Prove Q[sqrt 2, sqrt 3] is a field.

[gotmilk04]

Homework Statement

Prove Q[sqrt 2, sqrt 3] is a field.

Homework Equations

Q[sqrt 2, sqrt 3]= {r + s\sqrt{2} + t\sqrt{3} + u\sqrt{6}| r,s,t,u\in Q}

The Attempt at a Solution

I know I have to show each element has an inverse, but I don't know how on these elements.

 

[cmbeelby]

To find the inverse of something in Q[\sqrt{2}, \sqrt{3}] it might be helpfull to first notice the inverse of something in Q[\sqrt{2}].

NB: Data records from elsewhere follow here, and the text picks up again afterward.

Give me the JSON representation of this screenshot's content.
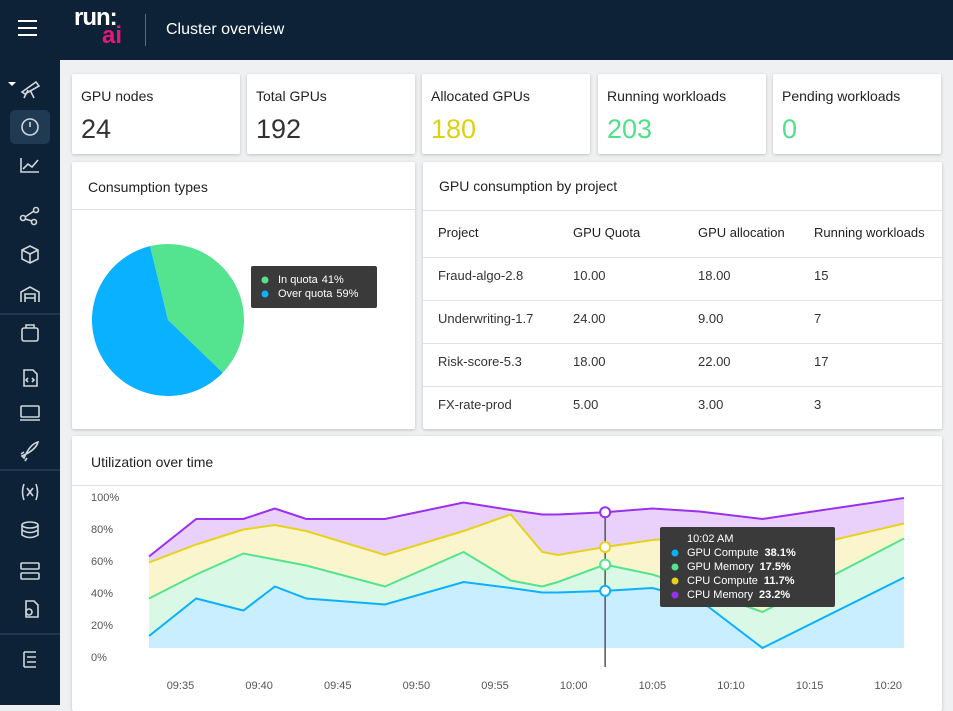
{
  "header": {
    "logo_top": "run:",
    "logo_bottom": "ai",
    "title": "Cluster overview"
  },
  "stats": [
    {
      "label": "GPU nodes",
      "value": 24,
      "color": "#333333"
    },
    {
      "label": "Total GPUs",
      "value": 192,
      "color": "#333333"
    },
    {
      "label": "Allocated GPUs",
      "value": 180,
      "color": "#dcd20f"
    },
    {
      "label": "Running workloads",
      "value": 203,
      "color": "#4fe08a"
    },
    {
      "label": "Pending workloads",
      "value": 0,
      "color": "#4fe08a"
    }
  ],
  "consumption": {
    "title": "Consumption types",
    "chart_data": {
      "type": "pie",
      "categories": [
        "In quota",
        "Over quota"
      ],
      "values": [
        41,
        59
      ],
      "value_labels": [
        "41%",
        "59%"
      ],
      "colors": [
        "#54e38e",
        "#0ab1ff"
      ]
    }
  },
  "projects": {
    "title": "GPU consumption by project",
    "columns": [
      "Project",
      "GPU Quota",
      "GPU allocation",
      "Running workloads"
    ],
    "rows": [
      [
        "Fraud-algo-2.8",
        "10.00",
        "18.00",
        "15"
      ],
      [
        "Underwriting-1.7",
        "24.00",
        "9.00",
        "7"
      ],
      [
        "Risk-score-5.3",
        "18.00",
        "22.00",
        "17"
      ],
      [
        "FX-rate-prod",
        "5.00",
        "3.00",
        "3"
      ]
    ]
  },
  "utilization": {
    "title": "Utilization over time",
    "chart_data": {
      "type": "area",
      "stacked": true,
      "x": [
        "09:33",
        "09:36",
        "09:39",
        "09:41",
        "09:43",
        "09:48",
        "09:53",
        "09:56",
        "09:58",
        "09:59",
        "10:02",
        "10:05",
        "10:08",
        "10:12",
        "10:21"
      ],
      "xlim": [
        "09:33",
        "10:21"
      ],
      "xticks": [
        "09:35",
        "09:40",
        "09:45",
        "09:50",
        "09:55",
        "10:00",
        "10:05",
        "10:10",
        "10:15",
        "10:20"
      ],
      "ylim": [
        0,
        100
      ],
      "yticks": [
        {
          "value": 0,
          "label": "0%"
        },
        {
          "value": 20,
          "label": "20%"
        },
        {
          "value": 40,
          "label": "40%"
        },
        {
          "value": 60,
          "label": "60%"
        },
        {
          "value": 80,
          "label": "80%"
        },
        {
          "value": 100,
          "label": "100%"
        }
      ],
      "series": [
        {
          "name": "GPU Compute",
          "color": "#0ab1ff",
          "values": [
            8,
            33,
            25,
            41,
            33,
            29,
            44,
            40,
            37,
            37,
            38.1,
            40,
            32,
            0,
            47
          ]
        },
        {
          "name": "GPU Memory",
          "color": "#54e38e",
          "values": [
            25,
            16,
            38,
            18,
            22,
            12,
            20,
            5,
            4,
            7,
            17.5,
            9,
            7,
            24,
            26
          ]
        },
        {
          "name": "CPU Compute",
          "color": "#e6d21c",
          "values": [
            24,
            20,
            16,
            23,
            23,
            21,
            14,
            44,
            23,
            18,
            11.7,
            23,
            35,
            37,
            10
          ]
        },
        {
          "name": "CPU Memory",
          "color": "#9b2ff0",
          "values": [
            4,
            17,
            7,
            11,
            8,
            24,
            19,
            3,
            25,
            27,
            23.2,
            21,
            17,
            25,
            17
          ]
        }
      ],
      "tooltip": {
        "title": "10:02 AM",
        "value_labels": [
          "38.1%",
          "17.5%",
          "11.7%",
          "23.2%"
        ]
      }
    }
  }
}
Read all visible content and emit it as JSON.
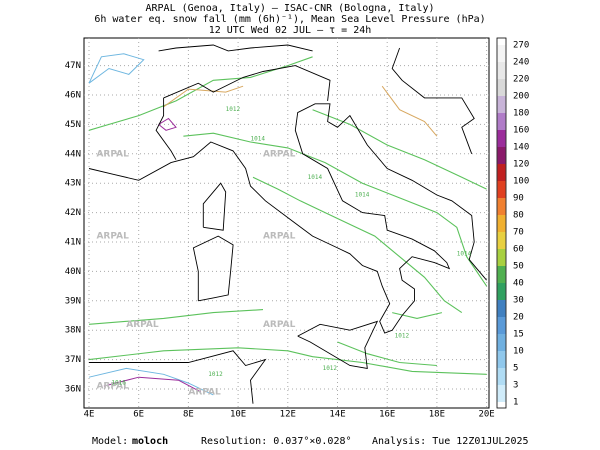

(a + b\sqrt{2})^-1 = (a - b\sqrt{2})/(a^2 - 2*b^2)

In general (a + b*sqrt n)^-1 = (a - b*sqrt n)/(a^2 - n*b^2)

Next notice that an element of Q[\sqrt{2},\sqrt{3}] is also of the form a + b\sqrt{3} where a and b are elements of Q[\sqrt{2}] (i.e. they are each a + b*\sqrt{2}) so an element of Q[\sqrt{2}, \sqrt{3}] is like ((a + b\sqrt{2}) + (c + d\sqrt{2})\sqrt{3}) = a + b\sqrt{2} + c\sqrt{3} + d\sqrt{6}.

So the inverse of such an element is still (a - b\sqrt{3})/(a^2 - 3*b^2) where the a and b in this case are elements of Q[\sqrt{2}] (and so of the form a + b\sqrt{2}).